Medical Physics
- Discipline: Physics, medicine
- Language: English
- Edited by: John M. Boone

Publication details
- History: 1974; 51 years ago – present
- Publisher: Wiley (US)
- Frequency: Monthly
- Open access: Hybrid
- Impact factor: 4.506 (2021)

Standard abbreviations
- ISO 4: Med. Phys.

Indexing
- CODEN: MPHYA6
- ISSN: 0094-2405 (print) 2473-4209 (web)
- LCCN: 74645246
- OCLC no.: 01794379

Links
- Journal homepage;

= Medical Physics (journal) =

Medical Physics is a monthly peer-reviewed scientific journal covering research on medical physics. The first issue was published in January 1974. Medical Physics is an official journal of the American Association of Physicists in Medicine, the Canadian Organization of Medical Physicists, the Canadian College of Physicists in Medicine and the International Organization for Medical Physics. The editor-in-chief is John M. Boone (UC Davis Medical Center).

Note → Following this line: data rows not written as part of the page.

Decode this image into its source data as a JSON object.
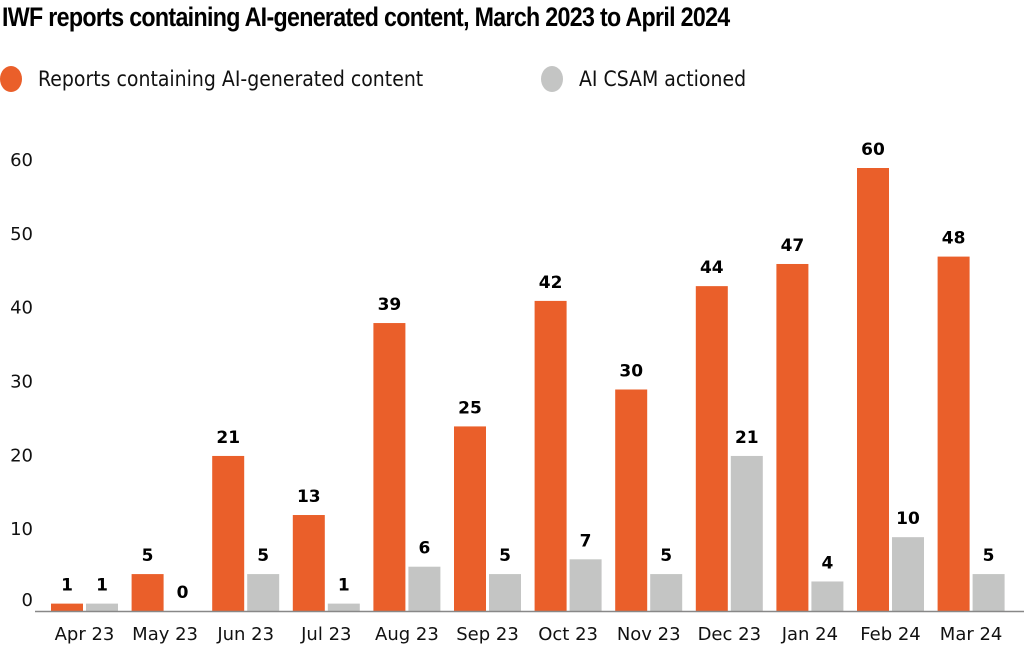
{
  "chart_data": {
    "type": "bar",
    "title": "IWF reports containing AI-generated content, March 2023 to April 2024",
    "xlabel": "",
    "ylabel": "",
    "ylim": [
      0,
      60
    ],
    "yticks": [
      "0",
      "10",
      "20",
      "30",
      "40",
      "50",
      "60"
    ],
    "ytick_values": [
      0,
      10,
      20,
      30,
      40,
      50,
      60
    ],
    "grid": false,
    "legend_position": "top-left",
    "categories": [
      "Apr 23",
      "May 23",
      "Jun 23",
      "Jul 23",
      "Aug 23",
      "Sep 23",
      "Oct 23",
      "Nov 23",
      "Dec 23",
      "Jan 24",
      "Feb 24",
      "Mar 24"
    ],
    "series": [
      {
        "name": "Reports containing AI-generated content",
        "color": "#ea5f2a",
        "values": [
          1,
          5,
          21,
          13,
          39,
          25,
          42,
          30,
          44,
          47,
          60,
          48
        ],
        "labels": [
          "1",
          "5",
          "21",
          "13",
          "39",
          "25",
          "42",
          "30",
          "44",
          "47",
          "60",
          "48"
        ]
      },
      {
        "name": "AI CSAM actioned",
        "color": "#c4c5c4",
        "values": [
          1,
          0,
          5,
          1,
          6,
          5,
          7,
          5,
          21,
          4,
          10,
          5
        ],
        "labels": [
          "1",
          "0",
          "5",
          "1",
          "6",
          "5",
          "7",
          "5",
          "21",
          "4",
          "10",
          "5"
        ]
      }
    ]
  }
}
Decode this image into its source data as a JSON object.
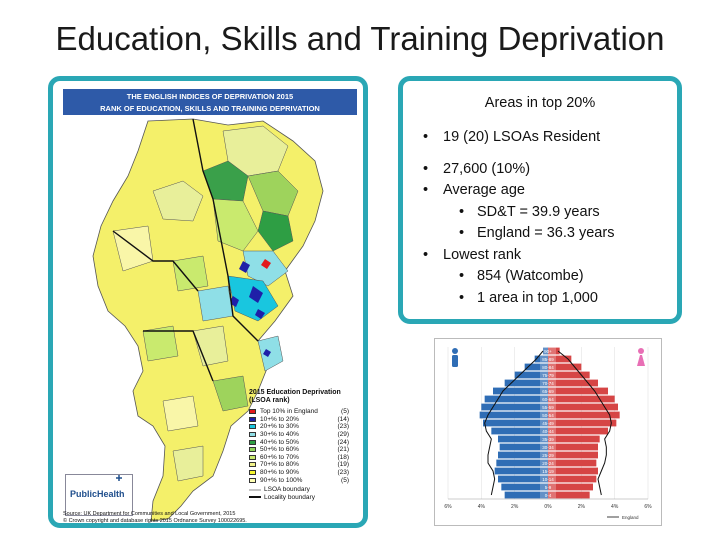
{
  "slide": {
    "title": "Education, Skills and Training Deprivation"
  },
  "map": {
    "header_line1": "THE ENGLISH INDICES OF DEPRIVATION 2015",
    "header_line2": "RANK OF EDUCATION, SKILLS AND TRAINING DEPRIVATION",
    "legend_title_line1": "2015 Education Deprivation",
    "legend_title_line2": "(LSOA rank)",
    "legend": [
      {
        "label": "Top 10% in England",
        "count": "(5)",
        "color": "#e31a1c"
      },
      {
        "label": "10+% to   20%",
        "count": "(14)",
        "color": "#1f1fa8"
      },
      {
        "label": "20+% to   30%",
        "count": "(23)",
        "color": "#19c6df"
      },
      {
        "label": "30+% to   40%",
        "count": "(29)",
        "color": "#8fdfe7"
      },
      {
        "label": "40+% to   50%",
        "count": "(24)",
        "color": "#2e9e44"
      },
      {
        "label": "50+% to   60%",
        "count": "(21)",
        "color": "#8fd45a"
      },
      {
        "label": "60+% to   70%",
        "count": "(18)",
        "color": "#c9ea6e"
      },
      {
        "label": "70+% to   80%",
        "count": "(19)",
        "color": "#f1f28a"
      },
      {
        "label": "80+% to   90%",
        "count": "(23)",
        "color": "#f7f730"
      },
      {
        "label": "90+% to 100%",
        "count": "(5)",
        "color": "#ffffb3"
      }
    ],
    "lsoa_boundary": "LSOA boundary",
    "locality_boundary": "Locality boundary",
    "logo_text": "PublicHealth",
    "source_line1": "Source: UK Department for Communities and Local Government, 2015",
    "source_line2": "© Crown copyright and database rights 2015 Ordnance Survey 100022695."
  },
  "info": {
    "heading": "Areas in top 20%",
    "items": [
      {
        "level": 1,
        "text": "19 (20) LSOAs Resident"
      },
      {
        "level": 1,
        "text": "27,600 (10%)",
        "gap_before": true
      },
      {
        "level": 1,
        "text": "Average age"
      },
      {
        "level": 2,
        "text": "SD&T = 39.9 years"
      },
      {
        "level": 2,
        "text": "England = 36.3 years"
      },
      {
        "level": 1,
        "text": "Lowest rank"
      },
      {
        "level": 2,
        "text": "854 (Watcombe)"
      },
      {
        "level": 2,
        "text": "1 area in top 1,000"
      }
    ]
  },
  "pyramid": {
    "male_color": "#2f6db5",
    "female_color": "#d64545",
    "male_icon_color": "#2f6db5",
    "female_icon_color": "#e86fb5",
    "legend_label": "England",
    "age_bands": [
      "90+",
      "85-89",
      "80-84",
      "75-79",
      "70-74",
      "65-69",
      "60-64",
      "55-59",
      "50-54",
      "45-49",
      "40-44",
      "35-39",
      "30-34",
      "25-29",
      "20-24",
      "15-19",
      "10-14",
      "5-9",
      "0-4"
    ],
    "male": [
      0.3,
      0.8,
      1.4,
      2.0,
      2.6,
      3.3,
      3.8,
      4.0,
      4.1,
      3.9,
      3.4,
      3.0,
      2.9,
      3.0,
      3.1,
      3.2,
      3.0,
      2.8,
      2.6
    ],
    "female": [
      0.7,
      1.4,
      2.0,
      2.5,
      3.0,
      3.6,
      4.0,
      4.2,
      4.3,
      4.1,
      3.6,
      3.1,
      3.0,
      3.0,
      2.9,
      3.0,
      2.9,
      2.7,
      2.5
    ],
    "england_male": [
      0.3,
      0.7,
      1.2,
      1.7,
      2.2,
      2.7,
      3.0,
      3.3,
      3.6,
      3.8,
      3.7,
      3.4,
      3.5,
      3.6,
      3.6,
      3.3,
      3.2,
      3.3,
      3.4
    ],
    "england_female": [
      0.6,
      1.2,
      1.6,
      2.0,
      2.4,
      2.8,
      3.1,
      3.4,
      3.7,
      3.8,
      3.7,
      3.4,
      3.5,
      3.5,
      3.4,
      3.2,
      3.0,
      3.1,
      3.2
    ],
    "x_ticks": [
      "6%",
      "4%",
      "2%",
      "0%",
      "2%",
      "4%",
      "6%"
    ],
    "x_max": 6
  }
}
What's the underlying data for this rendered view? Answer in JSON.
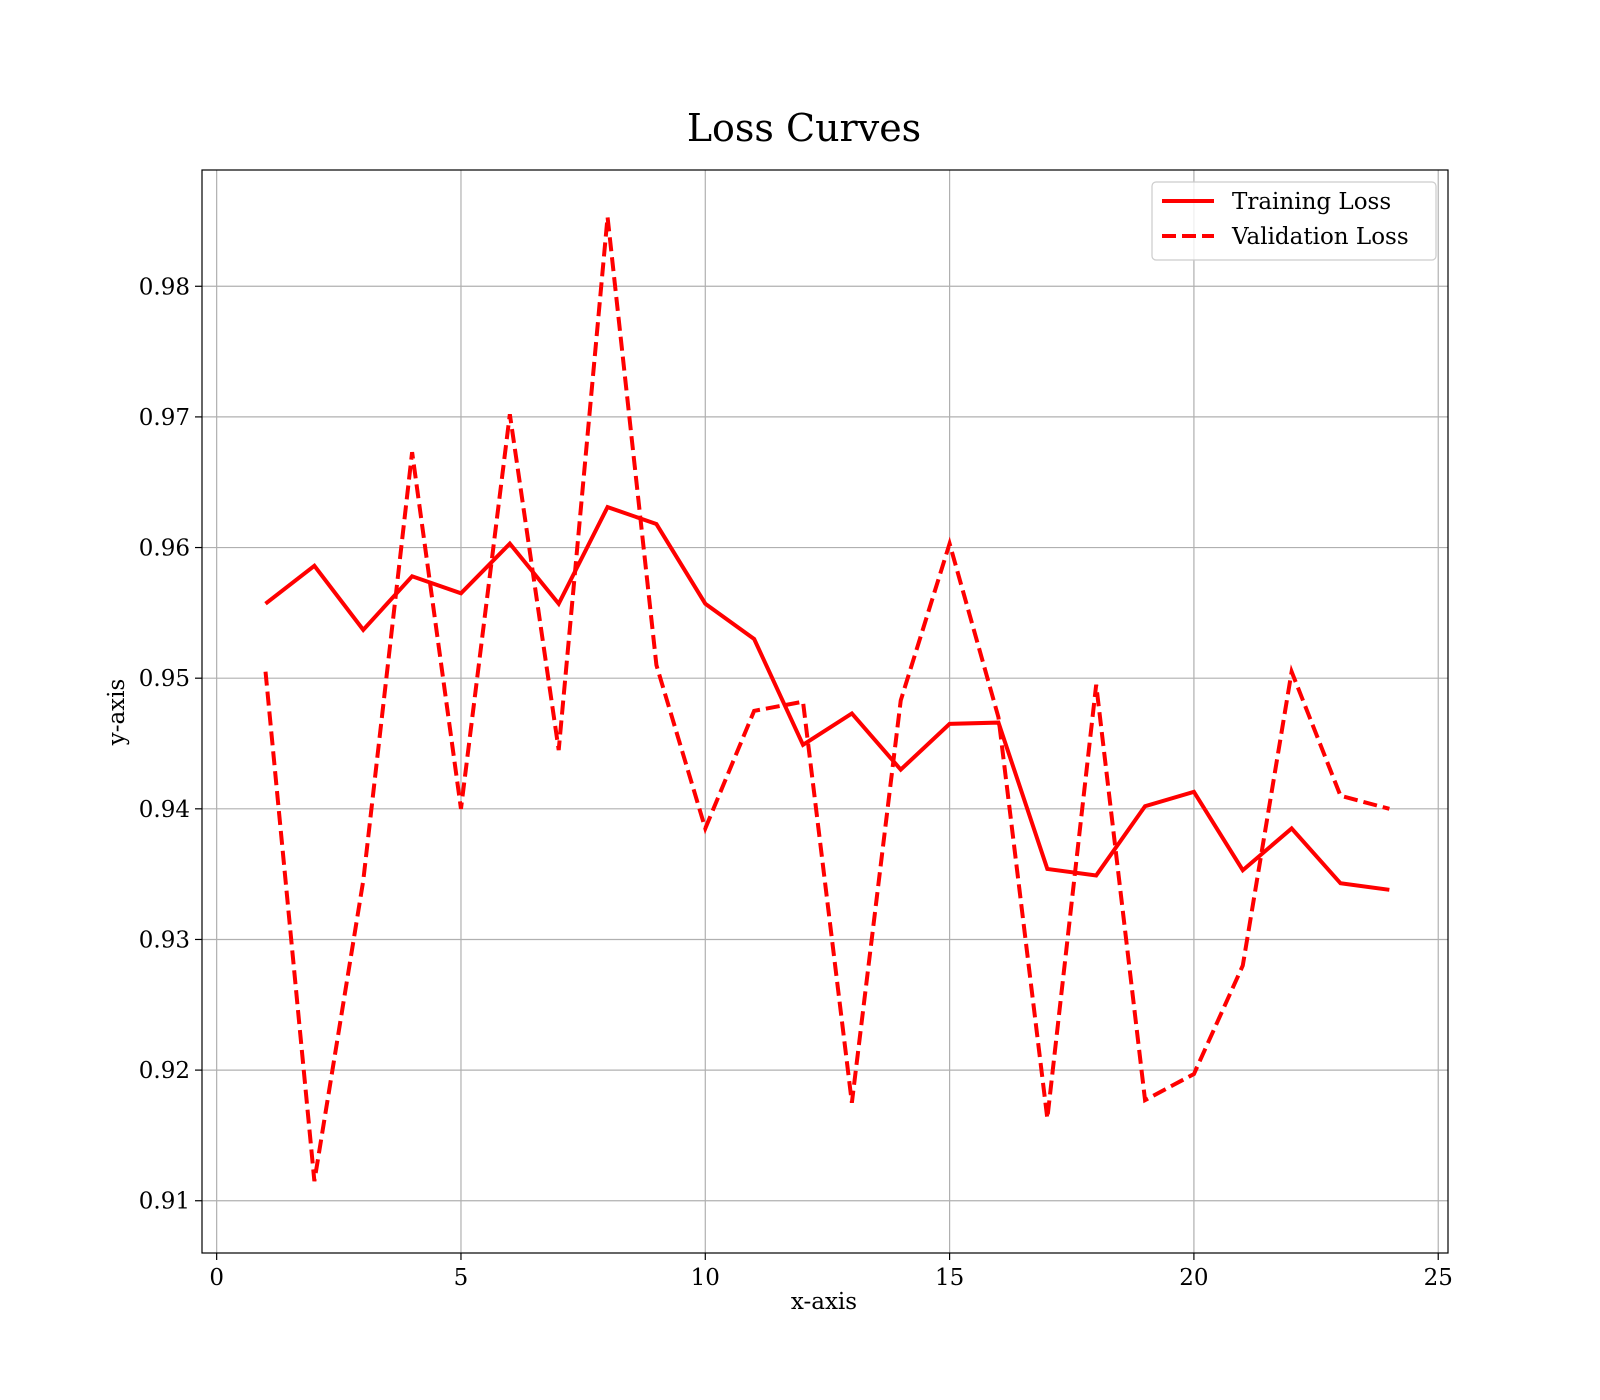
{
  "chart_data": {
    "type": "line",
    "title": "Loss Curves",
    "xlabel": "x-axis",
    "ylabel": "y-axis",
    "xlim": [
      -0.3,
      25.2
    ],
    "ylim": [
      0.906,
      0.9889
    ],
    "xticks": [
      0,
      5,
      10,
      15,
      20,
      25
    ],
    "xtick_labels": [
      "0",
      "5",
      "10",
      "15",
      "20",
      "25"
    ],
    "yticks": [
      0.91,
      0.92,
      0.93,
      0.94,
      0.95,
      0.96,
      0.97,
      0.98
    ],
    "ytick_labels": [
      "0.91",
      "0.92",
      "0.93",
      "0.94",
      "0.95",
      "0.96",
      "0.97",
      "0.98"
    ],
    "grid": true,
    "legend_position": "top-right",
    "x": [
      1,
      2,
      3,
      4,
      5,
      6,
      7,
      8,
      9,
      10,
      11,
      12,
      13,
      14,
      15,
      16,
      17,
      18,
      19,
      20,
      21,
      22,
      23,
      24
    ],
    "series": [
      {
        "name": "Training Loss",
        "style": "solid",
        "color": "#ff0000",
        "values": [
          0.9557,
          0.9586,
          0.9537,
          0.9578,
          0.9565,
          0.9603,
          0.9557,
          0.9631,
          0.9618,
          0.9557,
          0.953,
          0.9449,
          0.9473,
          0.943,
          0.9465,
          0.9466,
          0.9354,
          0.9349,
          0.9402,
          0.9413,
          0.9353,
          0.9385,
          0.9343,
          0.9338
        ]
      },
      {
        "name": "Validation Loss",
        "style": "dashed",
        "color": "#ff0000",
        "values": [
          0.9505,
          0.9115,
          0.9345,
          0.9673,
          0.94,
          0.9702,
          0.9445,
          0.9853,
          0.951,
          0.9385,
          0.9475,
          0.9482,
          0.9175,
          0.9483,
          0.9603,
          0.947,
          0.9163,
          0.9495,
          0.9177,
          0.9197,
          0.928,
          0.9505,
          0.941,
          0.94
        ]
      }
    ]
  }
}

In 2013, the journal announced that it was changing from a traditional to a hybrid open-access format. In 2017, the journal transferred from being published by the American Institute of Physics to Wiley.

==Abstracting and indexing==
Medical Physics is indexed in:
- Chemical Abstracts Service
- Index Medicus/MEDLINE/PubMed
- Scopus

According to the Journal Citation Reports, the journal has a 2021 impact factor of 4.506, ranking it 44th out of 136 journals in the category "Radiology, Nuclear Medicine & Medical Imaging".